Its Wikipedia page is in fetters, the debate shuffled offstage to the discussion section, where it includes concerns about 'tactical nukes', 'angry PC users', 'dedicated servers', whether the game's actually sixth or second in the series, its actual Wikipedia name and location (should it include the 'Call of Duty' tag?), whether the acronym 'MW2' conflicts with Activision's old robot-brawler MechWarrior 2, whether the main page's tone is too 'positive', and whether there should, in fact, be a 'controversy' section at all.
Contrast with the comparably laconic discussion pages for other controversy-laden games, like Left 4 Dead 2, Six Days in Fallujah, Resident Evil 5, or Muslim Massacre: The Game of Modern Religious Genocide.

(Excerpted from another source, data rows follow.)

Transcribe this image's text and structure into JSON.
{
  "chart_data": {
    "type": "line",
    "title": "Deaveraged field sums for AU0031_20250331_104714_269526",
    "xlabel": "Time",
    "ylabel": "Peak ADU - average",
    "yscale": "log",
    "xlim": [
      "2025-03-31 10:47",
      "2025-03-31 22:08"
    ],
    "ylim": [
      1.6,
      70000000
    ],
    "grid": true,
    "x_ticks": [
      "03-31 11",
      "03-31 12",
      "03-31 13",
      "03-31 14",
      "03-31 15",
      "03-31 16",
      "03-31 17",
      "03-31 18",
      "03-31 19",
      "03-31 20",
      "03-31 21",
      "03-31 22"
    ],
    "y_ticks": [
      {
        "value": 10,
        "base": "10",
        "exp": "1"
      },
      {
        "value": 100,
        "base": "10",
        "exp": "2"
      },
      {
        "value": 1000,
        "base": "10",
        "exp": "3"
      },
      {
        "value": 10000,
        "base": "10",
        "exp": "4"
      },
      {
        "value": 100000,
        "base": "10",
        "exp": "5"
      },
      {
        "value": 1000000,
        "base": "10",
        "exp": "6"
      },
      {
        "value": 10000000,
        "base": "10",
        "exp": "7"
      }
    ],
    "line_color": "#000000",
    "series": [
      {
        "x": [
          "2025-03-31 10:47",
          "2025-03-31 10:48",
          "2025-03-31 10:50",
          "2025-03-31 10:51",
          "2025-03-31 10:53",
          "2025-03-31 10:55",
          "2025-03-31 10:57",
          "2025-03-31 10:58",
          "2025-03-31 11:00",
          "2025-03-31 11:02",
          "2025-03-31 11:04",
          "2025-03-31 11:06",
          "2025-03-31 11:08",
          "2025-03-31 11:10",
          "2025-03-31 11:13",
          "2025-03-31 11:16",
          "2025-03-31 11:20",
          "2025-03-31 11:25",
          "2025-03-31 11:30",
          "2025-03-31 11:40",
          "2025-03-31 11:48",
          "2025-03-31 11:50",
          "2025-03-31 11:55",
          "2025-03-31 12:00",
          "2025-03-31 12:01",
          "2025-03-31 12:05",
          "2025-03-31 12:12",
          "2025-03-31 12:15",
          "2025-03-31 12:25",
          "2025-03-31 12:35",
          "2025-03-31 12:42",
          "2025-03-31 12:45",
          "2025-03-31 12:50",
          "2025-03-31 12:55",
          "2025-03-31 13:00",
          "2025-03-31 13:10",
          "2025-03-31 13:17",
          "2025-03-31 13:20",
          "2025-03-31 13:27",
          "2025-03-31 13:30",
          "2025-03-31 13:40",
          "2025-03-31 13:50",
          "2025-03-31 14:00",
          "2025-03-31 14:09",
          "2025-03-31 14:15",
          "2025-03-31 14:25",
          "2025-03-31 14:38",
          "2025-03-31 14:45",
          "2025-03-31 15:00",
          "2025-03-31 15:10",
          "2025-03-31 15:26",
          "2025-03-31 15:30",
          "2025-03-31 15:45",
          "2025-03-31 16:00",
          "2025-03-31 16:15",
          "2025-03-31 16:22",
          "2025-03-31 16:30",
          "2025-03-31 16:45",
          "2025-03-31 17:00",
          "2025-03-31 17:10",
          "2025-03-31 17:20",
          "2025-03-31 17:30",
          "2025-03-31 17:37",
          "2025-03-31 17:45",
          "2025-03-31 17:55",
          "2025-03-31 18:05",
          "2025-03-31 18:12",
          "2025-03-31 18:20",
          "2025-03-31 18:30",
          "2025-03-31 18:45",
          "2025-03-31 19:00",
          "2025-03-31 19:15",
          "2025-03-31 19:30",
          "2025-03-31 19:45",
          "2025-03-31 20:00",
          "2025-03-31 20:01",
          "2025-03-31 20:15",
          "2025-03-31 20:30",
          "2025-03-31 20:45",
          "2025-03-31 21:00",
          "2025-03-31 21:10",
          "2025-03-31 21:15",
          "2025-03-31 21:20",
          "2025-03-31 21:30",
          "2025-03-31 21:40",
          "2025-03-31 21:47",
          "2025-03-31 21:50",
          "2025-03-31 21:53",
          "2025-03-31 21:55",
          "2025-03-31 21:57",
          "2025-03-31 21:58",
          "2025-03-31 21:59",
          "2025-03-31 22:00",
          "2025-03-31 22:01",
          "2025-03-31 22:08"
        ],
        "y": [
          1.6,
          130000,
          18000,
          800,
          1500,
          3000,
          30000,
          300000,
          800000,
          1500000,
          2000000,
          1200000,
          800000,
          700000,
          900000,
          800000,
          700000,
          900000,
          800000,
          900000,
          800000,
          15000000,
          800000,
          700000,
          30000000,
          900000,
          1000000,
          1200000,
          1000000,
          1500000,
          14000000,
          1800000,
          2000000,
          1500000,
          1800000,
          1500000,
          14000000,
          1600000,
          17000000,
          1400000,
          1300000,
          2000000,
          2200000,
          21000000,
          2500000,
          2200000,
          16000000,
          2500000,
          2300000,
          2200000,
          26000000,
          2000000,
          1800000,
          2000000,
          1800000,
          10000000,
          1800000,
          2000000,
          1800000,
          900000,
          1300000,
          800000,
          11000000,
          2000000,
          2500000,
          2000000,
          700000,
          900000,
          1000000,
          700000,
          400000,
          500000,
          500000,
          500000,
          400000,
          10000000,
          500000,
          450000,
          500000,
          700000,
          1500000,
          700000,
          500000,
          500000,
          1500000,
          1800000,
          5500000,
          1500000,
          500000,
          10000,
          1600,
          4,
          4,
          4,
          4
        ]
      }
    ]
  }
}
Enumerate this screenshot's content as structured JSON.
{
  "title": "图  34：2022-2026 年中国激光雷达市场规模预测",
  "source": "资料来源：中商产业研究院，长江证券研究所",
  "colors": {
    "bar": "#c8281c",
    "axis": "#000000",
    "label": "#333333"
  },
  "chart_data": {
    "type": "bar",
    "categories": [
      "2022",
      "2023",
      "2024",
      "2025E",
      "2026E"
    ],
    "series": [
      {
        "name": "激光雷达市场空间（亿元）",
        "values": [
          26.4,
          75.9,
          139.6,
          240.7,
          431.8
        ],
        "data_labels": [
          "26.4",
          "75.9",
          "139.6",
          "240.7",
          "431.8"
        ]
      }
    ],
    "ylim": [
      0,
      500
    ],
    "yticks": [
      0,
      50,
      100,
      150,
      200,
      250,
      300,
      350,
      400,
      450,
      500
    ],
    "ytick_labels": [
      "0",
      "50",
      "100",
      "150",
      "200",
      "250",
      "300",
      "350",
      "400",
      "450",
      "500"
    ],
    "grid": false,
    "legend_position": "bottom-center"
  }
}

That's almost certainly, in part, because of the unprecedented anticipation level for Modern Warfare 2. According to Barbara Ortutay writing for the San Jose Mercury News, the game could surpass The Dark Knight's record $155 million opening weekend take last year. Ortutay writes that gamers are expected to drop half a billion and change on the game in the first week alone. 10,000 midnight launches, $50 million in estimated marketing spend, TV spots, billboards and ads...it's like the launch of a new Grand Theft Auto or Halo, except bigger.
As of today, the petition to "get Infinity Ward to review their decision not to allow fully dedicated servers" in the PC version of Modern Warfare 2 stands at nearly 200,000 signatures. It's not a petition to boycott the game, per se, though another one criticizing the game's unusually high price--$60, or ten dollars higher than norm--has just over 15,000 signatures and encourages gamers to "not purchase MW2," "purchase only in used form," or "import from a cheaper country."
What it is, is an indicator that PC gaming enthusiasts are incensed over some of the choices Activision's made regarding the Windows version.
What if, consequently, gamers who'd been planning to buy the Windows version train their sights instead on the Xbox 360 or PlayStation versions? What happens if, instead of a general boycott, there's a platform-specific one?